Indian judge (born 1962)

Maniampattu Vajjiravelu Muralidaran (born 16 April 1962) is a retired Indian judge. He had served as a Judge of Calcutta High Court, Manipur High Court and Madras High Court.

== Early life ==
He was born on 16 April 1962 to late K. Vajjiravelu at Vellore, Tamil Nadu. His family belongs to agricultural background and he did M.A. and LL.B. He was enrolled as advocate on 12 September 1990 and started practising before the High Court of Madras and Madurai Bench, DRT and DRAT, City Civil Court, Sessions Courts, Magistrate Courts and other Subordinate Courts.

== Career ==
He was appointed as judge of Madras High Court on 7 April 2016 and was transferred to Manipur High Court on 18 March 2019. He also served as Acting Chief Justice of Manipur High Court consequent upon the elevation of the then Chief Justice P. V. Sanjay Kumar to Supreme Court of India

During his tenure as Acting Chief Justice, on 23 March 2023, he ordered the Manipur government to consider the case of the Meitei community in the Scheduled Tribe list, expeditiously, and preferably within a period of four weeks. This Order resulted in unrest in the state which is still ongoing. He also admitted a public interest litigation seeking to quash a report produced by the Editors Guild of India on the Manipur violence this decision irked the then CJI D. Y. Chandrachud who remarked that high court should have better things to do.

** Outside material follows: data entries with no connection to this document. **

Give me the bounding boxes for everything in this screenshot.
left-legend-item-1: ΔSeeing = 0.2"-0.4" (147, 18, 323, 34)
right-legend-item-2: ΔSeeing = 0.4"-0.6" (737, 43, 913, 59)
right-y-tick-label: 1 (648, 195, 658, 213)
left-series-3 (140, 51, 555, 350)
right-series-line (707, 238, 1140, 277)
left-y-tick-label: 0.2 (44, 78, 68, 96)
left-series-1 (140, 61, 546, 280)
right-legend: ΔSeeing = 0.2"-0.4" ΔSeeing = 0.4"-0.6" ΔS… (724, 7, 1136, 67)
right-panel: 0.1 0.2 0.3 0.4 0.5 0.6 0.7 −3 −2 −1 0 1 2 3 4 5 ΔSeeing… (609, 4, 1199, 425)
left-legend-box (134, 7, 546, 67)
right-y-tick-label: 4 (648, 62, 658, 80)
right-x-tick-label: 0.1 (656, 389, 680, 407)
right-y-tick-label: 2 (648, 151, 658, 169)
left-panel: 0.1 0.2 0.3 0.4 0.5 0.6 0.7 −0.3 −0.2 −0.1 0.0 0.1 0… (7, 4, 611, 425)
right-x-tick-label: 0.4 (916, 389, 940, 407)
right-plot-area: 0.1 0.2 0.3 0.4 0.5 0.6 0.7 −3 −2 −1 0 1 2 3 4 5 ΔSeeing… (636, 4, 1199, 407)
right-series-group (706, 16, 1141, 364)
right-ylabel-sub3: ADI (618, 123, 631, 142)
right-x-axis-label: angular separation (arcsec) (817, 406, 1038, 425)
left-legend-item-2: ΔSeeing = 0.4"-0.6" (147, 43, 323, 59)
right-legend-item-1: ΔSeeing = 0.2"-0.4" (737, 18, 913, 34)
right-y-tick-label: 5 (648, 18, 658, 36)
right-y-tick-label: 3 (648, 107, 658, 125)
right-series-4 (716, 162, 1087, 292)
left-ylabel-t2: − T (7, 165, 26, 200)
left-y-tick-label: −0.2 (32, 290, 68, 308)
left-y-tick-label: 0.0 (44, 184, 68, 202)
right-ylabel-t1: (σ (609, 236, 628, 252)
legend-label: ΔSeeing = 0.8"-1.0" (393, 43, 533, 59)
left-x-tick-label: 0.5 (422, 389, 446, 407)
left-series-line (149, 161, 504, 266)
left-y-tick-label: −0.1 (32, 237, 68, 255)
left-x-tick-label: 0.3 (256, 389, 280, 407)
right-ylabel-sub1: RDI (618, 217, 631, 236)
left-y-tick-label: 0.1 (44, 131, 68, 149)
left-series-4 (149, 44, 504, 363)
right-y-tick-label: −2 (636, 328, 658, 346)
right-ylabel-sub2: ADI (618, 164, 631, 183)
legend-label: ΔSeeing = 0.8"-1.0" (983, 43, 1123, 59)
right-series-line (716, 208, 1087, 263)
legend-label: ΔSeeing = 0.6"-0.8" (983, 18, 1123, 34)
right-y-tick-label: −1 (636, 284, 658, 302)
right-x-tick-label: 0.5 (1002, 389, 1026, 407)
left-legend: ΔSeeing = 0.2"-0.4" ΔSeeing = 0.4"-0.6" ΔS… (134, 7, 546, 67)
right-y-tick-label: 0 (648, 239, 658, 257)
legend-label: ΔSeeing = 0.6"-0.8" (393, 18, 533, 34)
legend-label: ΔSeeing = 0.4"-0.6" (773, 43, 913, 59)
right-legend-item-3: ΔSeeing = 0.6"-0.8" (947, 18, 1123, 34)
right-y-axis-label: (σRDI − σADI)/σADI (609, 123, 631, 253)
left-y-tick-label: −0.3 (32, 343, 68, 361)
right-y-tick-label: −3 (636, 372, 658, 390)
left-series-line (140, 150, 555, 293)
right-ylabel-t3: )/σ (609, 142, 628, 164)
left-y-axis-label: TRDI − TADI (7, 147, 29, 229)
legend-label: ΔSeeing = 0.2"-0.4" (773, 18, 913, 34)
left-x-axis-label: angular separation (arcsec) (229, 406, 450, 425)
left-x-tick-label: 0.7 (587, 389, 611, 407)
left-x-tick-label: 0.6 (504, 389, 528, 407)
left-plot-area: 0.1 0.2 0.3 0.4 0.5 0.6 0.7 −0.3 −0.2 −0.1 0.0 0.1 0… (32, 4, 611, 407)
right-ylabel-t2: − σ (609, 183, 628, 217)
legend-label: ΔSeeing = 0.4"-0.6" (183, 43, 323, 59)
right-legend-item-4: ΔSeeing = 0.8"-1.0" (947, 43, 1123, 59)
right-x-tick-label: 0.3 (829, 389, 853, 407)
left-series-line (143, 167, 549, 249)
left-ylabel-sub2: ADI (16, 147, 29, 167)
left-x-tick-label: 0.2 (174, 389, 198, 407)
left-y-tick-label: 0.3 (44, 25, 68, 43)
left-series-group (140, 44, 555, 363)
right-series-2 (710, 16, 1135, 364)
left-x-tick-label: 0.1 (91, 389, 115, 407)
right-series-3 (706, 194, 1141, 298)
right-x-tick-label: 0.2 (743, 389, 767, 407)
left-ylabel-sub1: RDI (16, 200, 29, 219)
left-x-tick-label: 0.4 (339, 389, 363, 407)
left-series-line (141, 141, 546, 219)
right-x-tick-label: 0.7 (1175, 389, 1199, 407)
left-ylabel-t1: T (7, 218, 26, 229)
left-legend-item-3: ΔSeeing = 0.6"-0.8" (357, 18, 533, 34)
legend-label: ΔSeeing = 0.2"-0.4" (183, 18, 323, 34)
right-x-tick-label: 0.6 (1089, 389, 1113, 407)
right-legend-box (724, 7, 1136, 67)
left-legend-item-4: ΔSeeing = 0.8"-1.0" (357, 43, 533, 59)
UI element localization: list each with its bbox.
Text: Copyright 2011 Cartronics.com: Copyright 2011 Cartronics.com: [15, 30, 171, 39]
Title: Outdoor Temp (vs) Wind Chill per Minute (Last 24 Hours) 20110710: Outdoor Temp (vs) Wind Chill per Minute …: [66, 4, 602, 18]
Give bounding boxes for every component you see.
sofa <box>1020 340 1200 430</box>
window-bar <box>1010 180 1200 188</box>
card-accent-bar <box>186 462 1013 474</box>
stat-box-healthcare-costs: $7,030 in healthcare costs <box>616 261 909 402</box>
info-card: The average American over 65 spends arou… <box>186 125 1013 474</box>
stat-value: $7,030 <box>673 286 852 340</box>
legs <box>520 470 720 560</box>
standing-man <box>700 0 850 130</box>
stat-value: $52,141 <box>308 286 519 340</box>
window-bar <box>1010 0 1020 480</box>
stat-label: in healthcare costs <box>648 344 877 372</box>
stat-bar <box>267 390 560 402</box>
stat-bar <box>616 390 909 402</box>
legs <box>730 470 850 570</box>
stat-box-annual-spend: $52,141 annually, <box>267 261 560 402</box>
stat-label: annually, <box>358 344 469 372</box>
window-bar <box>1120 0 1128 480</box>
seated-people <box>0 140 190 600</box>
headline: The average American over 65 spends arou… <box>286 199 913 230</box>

Following this he was transferred to Calcutta High Court, though he requested collegium either to transfer him back to his parent high court i.e. Madras High Court or allow him to function at Manipur High Court but collegium turned down his request.

He took oath as judge of Calcutta High Court on 2 November 2023 while Siddharth Mridul was appointed as new permanent chief justice of Manipur High Court.

He retired from Calcutta High Court on 15 April 2024.